Matthias Martelli riporta in scena l'opera più famosa di Dario Fo. Una satira politica e sociale che compie mezzo secolo ma è più attuale che mai
Immaginate un’aula magna universitaria di fine anni Sessanta gremita di studenti. Lì Dario Fo inizia a raccontare in maniera stupefacente del primo miracolo di Gesù bambino e delle nozze di Cana, di Lazzaro e del contadino Zanni, utilizzando una lingua tutta inventata, il grammelot, impastata con i dialetti. Quel 30 maggio del 1969 presentava in anteprima assoluta il suo Mistero Buffo alla Statale di Milano. Non scelse un teatro, quindi, dove invece debuttò ufficialmente il primo ottobre dello stesso anno, all’Ariston di Sestri Levante. Poi andò ovunque, dalle fabbriche agli stadi.
Quel testo sovversivo e irriverente, che affonda le sue radici nel teatro popolare, è diventato presto un modello di satira politica capace di trascinare le platee. «Fu una rivoluzione, qualcosa di incredibile. C’erano duemila studenti quel giorno alla Statale ed erano seduti dappertutto, rimasero scioccati. Io avevo 14 anni, ed ero in mezzo a loro», ricorda Jacopo Fo (che a quei genitori un po’ svitati ma geniali ha dedicato un libro, “Com’è essere figlio di Dario Fo e Franca Rame”, edito da Guanda, da cui è stato tratto anche uno spettacolo). Una rivoluzione capace di travolgere intere generazioni.

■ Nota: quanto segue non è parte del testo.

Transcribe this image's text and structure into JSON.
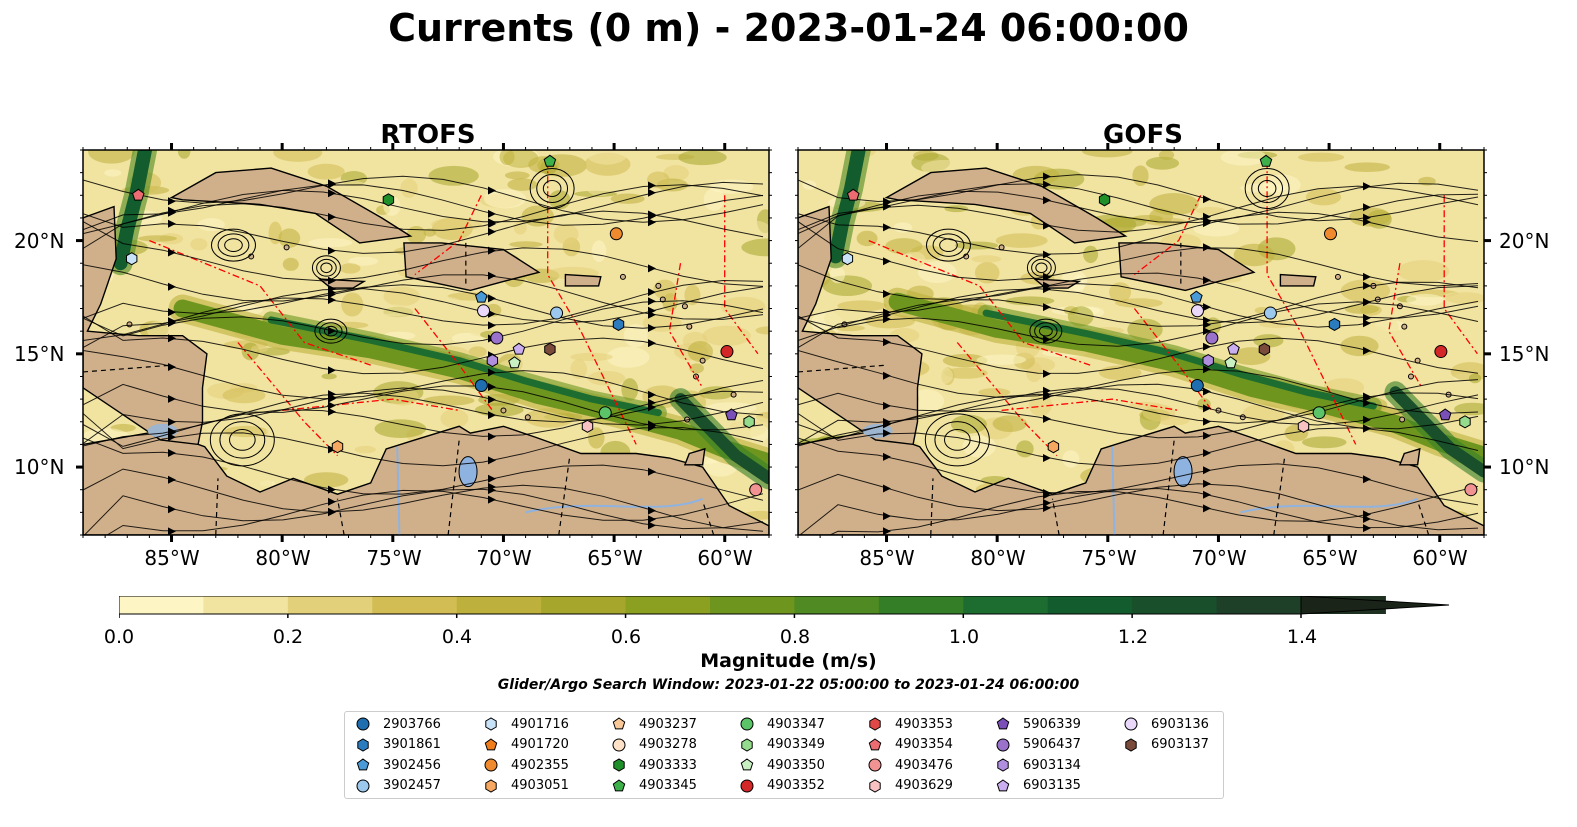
{
  "title": "Currents (0 m) - 2023-01-24 06:00:00",
  "panels": [
    {
      "title": "RTOFS"
    },
    {
      "title": "GOFS"
    }
  ],
  "axes": {
    "xticks": [
      "85°W",
      "80°W",
      "75°W",
      "70°W",
      "65°W",
      "60°W"
    ],
    "yticks": [
      "20°N",
      "15°N",
      "10°N"
    ]
  },
  "colorbar": {
    "label": "Magnitude (m/s)",
    "ticks": [
      "0.0",
      "0.2",
      "0.4",
      "0.6",
      "0.8",
      "1.0",
      "1.2",
      "1.4"
    ],
    "colors": [
      "#fdf5c4",
      "#f1e3a0",
      "#e3d07a",
      "#d2bd55",
      "#bdb03c",
      "#a6a62c",
      "#8ba020",
      "#6e961f",
      "#4f8a22",
      "#357e28",
      "#1d6d30",
      "#135c2d",
      "#194f2b",
      "#1f4028",
      "#1e3121",
      "#1b2419"
    ]
  },
  "search_window": "Glider/Argo Search Window: 2023-01-22 05:00:00 to 2023-01-24 06:00:00",
  "legend": [
    {
      "id": "2903766",
      "marker": "circle",
      "color": "#1f6fb0"
    },
    {
      "id": "3901861",
      "marker": "hexagon",
      "color": "#2b7bbf"
    },
    {
      "id": "3902456",
      "marker": "pentagon",
      "color": "#4a9ad8"
    },
    {
      "id": "3902457",
      "marker": "circle",
      "color": "#9cc8ee"
    },
    {
      "id": "4901716",
      "marker": "hexagon",
      "color": "#c8e3f7"
    },
    {
      "id": "4901720",
      "marker": "pentagon",
      "color": "#f07d1a"
    },
    {
      "id": "4902355",
      "marker": "circle",
      "color": "#f08a2f"
    },
    {
      "id": "4903051",
      "marker": "hexagon",
      "color": "#f6a860"
    },
    {
      "id": "4903237",
      "marker": "pentagon",
      "color": "#f9c899"
    },
    {
      "id": "4903278",
      "marker": "circle",
      "color": "#fde2c8"
    },
    {
      "id": "4903333",
      "marker": "hexagon",
      "color": "#1f8f2a"
    },
    {
      "id": "4903345",
      "marker": "pentagon",
      "color": "#3db04a"
    },
    {
      "id": "4903347",
      "marker": "circle",
      "color": "#5cc468"
    },
    {
      "id": "4903349",
      "marker": "hexagon",
      "color": "#94db8e"
    },
    {
      "id": "4903350",
      "marker": "pentagon",
      "color": "#c9f0c2"
    },
    {
      "id": "4903352",
      "marker": "circle",
      "color": "#d42727"
    },
    {
      "id": "4903353",
      "marker": "hexagon",
      "color": "#e04848"
    },
    {
      "id": "4903354",
      "marker": "pentagon",
      "color": "#ec6c72"
    },
    {
      "id": "4903476",
      "marker": "circle",
      "color": "#f29393"
    },
    {
      "id": "4903629",
      "marker": "hexagon",
      "color": "#f9c2c2"
    },
    {
      "id": "5906339",
      "marker": "pentagon",
      "color": "#7b4fb8"
    },
    {
      "id": "5906437",
      "marker": "circle",
      "color": "#9a72cc"
    },
    {
      "id": "6903134",
      "marker": "hexagon",
      "color": "#b08ee0"
    },
    {
      "id": "6903135",
      "marker": "pentagon",
      "color": "#caaeef"
    },
    {
      "id": "6903136",
      "marker": "circle",
      "color": "#ead8fb"
    },
    {
      "id": "6903137",
      "marker": "hexagon",
      "color": "#7a4a3a"
    }
  ],
  "chart_data": {
    "type": "map",
    "projection": "plate-carree",
    "lon_range": [
      -89,
      -58
    ],
    "lat_range": [
      7,
      24
    ],
    "variable": "surface current magnitude with streamlines",
    "units": "m/s",
    "color_range": [
      0,
      1.6
    ],
    "land_color": "#d0b08a",
    "panels": [
      "RTOFS",
      "GOFS"
    ],
    "glider_argo_positions": [
      {
        "id": "4903354",
        "lon": -86.5,
        "lat": 22.0
      },
      {
        "id": "4901716",
        "lon": -86.8,
        "lat": 19.2
      },
      {
        "id": "4903333",
        "lon": -75.2,
        "lat": 21.8
      },
      {
        "id": "4903345",
        "lon": -67.9,
        "lat": 23.5
      },
      {
        "id": "4902355",
        "lon": -64.9,
        "lat": 20.3
      },
      {
        "id": "3902456",
        "lon": -71.0,
        "lat": 17.5
      },
      {
        "id": "6903136",
        "lon": -70.9,
        "lat": 16.9
      },
      {
        "id": "3902457",
        "lon": -67.6,
        "lat": 16.8
      },
      {
        "id": "3901861",
        "lon": -64.8,
        "lat": 16.3
      },
      {
        "id": "5906437",
        "lon": -70.3,
        "lat": 15.7
      },
      {
        "id": "6903135",
        "lon": -69.3,
        "lat": 15.2
      },
      {
        "id": "6903137",
        "lon": -67.9,
        "lat": 15.2
      },
      {
        "id": "6903134",
        "lon": -70.5,
        "lat": 14.7
      },
      {
        "id": "4903350",
        "lon": -69.5,
        "lat": 14.6
      },
      {
        "id": "4903352",
        "lon": -59.9,
        "lat": 15.1
      },
      {
        "id": "2903766",
        "lon": -71.0,
        "lat": 13.6
      },
      {
        "id": "4903347",
        "lon": -65.4,
        "lat": 12.4
      },
      {
        "id": "4903629",
        "lon": -66.2,
        "lat": 11.8
      },
      {
        "id": "5906339",
        "lon": -59.7,
        "lat": 12.3
      },
      {
        "id": "4903349",
        "lon": -58.9,
        "lat": 12.0
      },
      {
        "id": "4903051",
        "lon": -77.5,
        "lat": 10.9
      },
      {
        "id": "4903476",
        "lon": -58.6,
        "lat": 9.0
      }
    ]
  }
}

Quel lavoro conquistò anche il piccolo Matthias Martelli, oggi straordinario giullare trentatreenne, nato lo stesso giorno di Dario, il 24 marzo di 60 anni dopo. Da bambino vide Mistero Buffo in videocassetta e se ne innamorò. Così, anni dopo, mandò un’appassionata email al futuro Premio Nobel, che un giorno lo chiamò e gli disse: «Pronto, sono Dario...», e lo invitò per un incontro. A settembre del 2016, quando gli inviò 12 minuti registrati del pezzo su Bonifacio VIII, l’approvazione arrivò quasi subito, poco tempo prima della scomparsa del Premio Nobel, il 13 ottobre. Ma è stata la spinta per affrontare la sfida: “Mistero Buffo – edizione dei 50 anni”, con la regia di Eugenio Allegri, allievo di Jacques Lecoq e già attore al fianco dello stesso Fo (una produzione del Teatro Stabile torinese in collaborazione con Art Quarium, in scena al Gobetti di Torino fino al 27 ottobre e poi a Bruxelles il 5 novembre, al Teatro Eliseo di Roma il 9, a Monaco l’11 novembre).
Lui, Matthias Martelli, si presenta sul palco con il suo fisico tonico e dinamico vestito di nero. E in un batter d’occhio dà il via ad una performance pirotecnica: strabuzza gli occhi, cuce suoni e onomatopee, diventa un vulcano di giullarate sacre e profane, si addentra nelle storie bibliche e nei vangeli apocrifi senza rinunciare ai giochi di parole su Zingaretti e Conte o ai racconti di un Gesù bambino immigrato e bullizzato. E pensi: eccolo, l’erede di Dario Fo. «Giullari si nasce, bisogna solo scoprire di esserlo», dice Matthias : «Quello spirito critico che ti spinge ad informarti e a trovare il coraggio di dire la verità davanti ad un pubblico è qualcosa che ti porti dentro da sempre. Ma poi ci vuole lo studio, certo. Durante l’infanzia ad Urbino imitavo tutti. Ma senza l’aiuto di Eugenio Allegri, capace di modificare gesti e guardi, non sarei mai riuscito nell’impresa».
Intanto, altri allestimenti di “Mistero buffo”, come quelli proposti da Ugo Dighero o da Mario Pirovano, girano l’Italia. Per ricordarci che Dario Fo vive in mezzo a noi.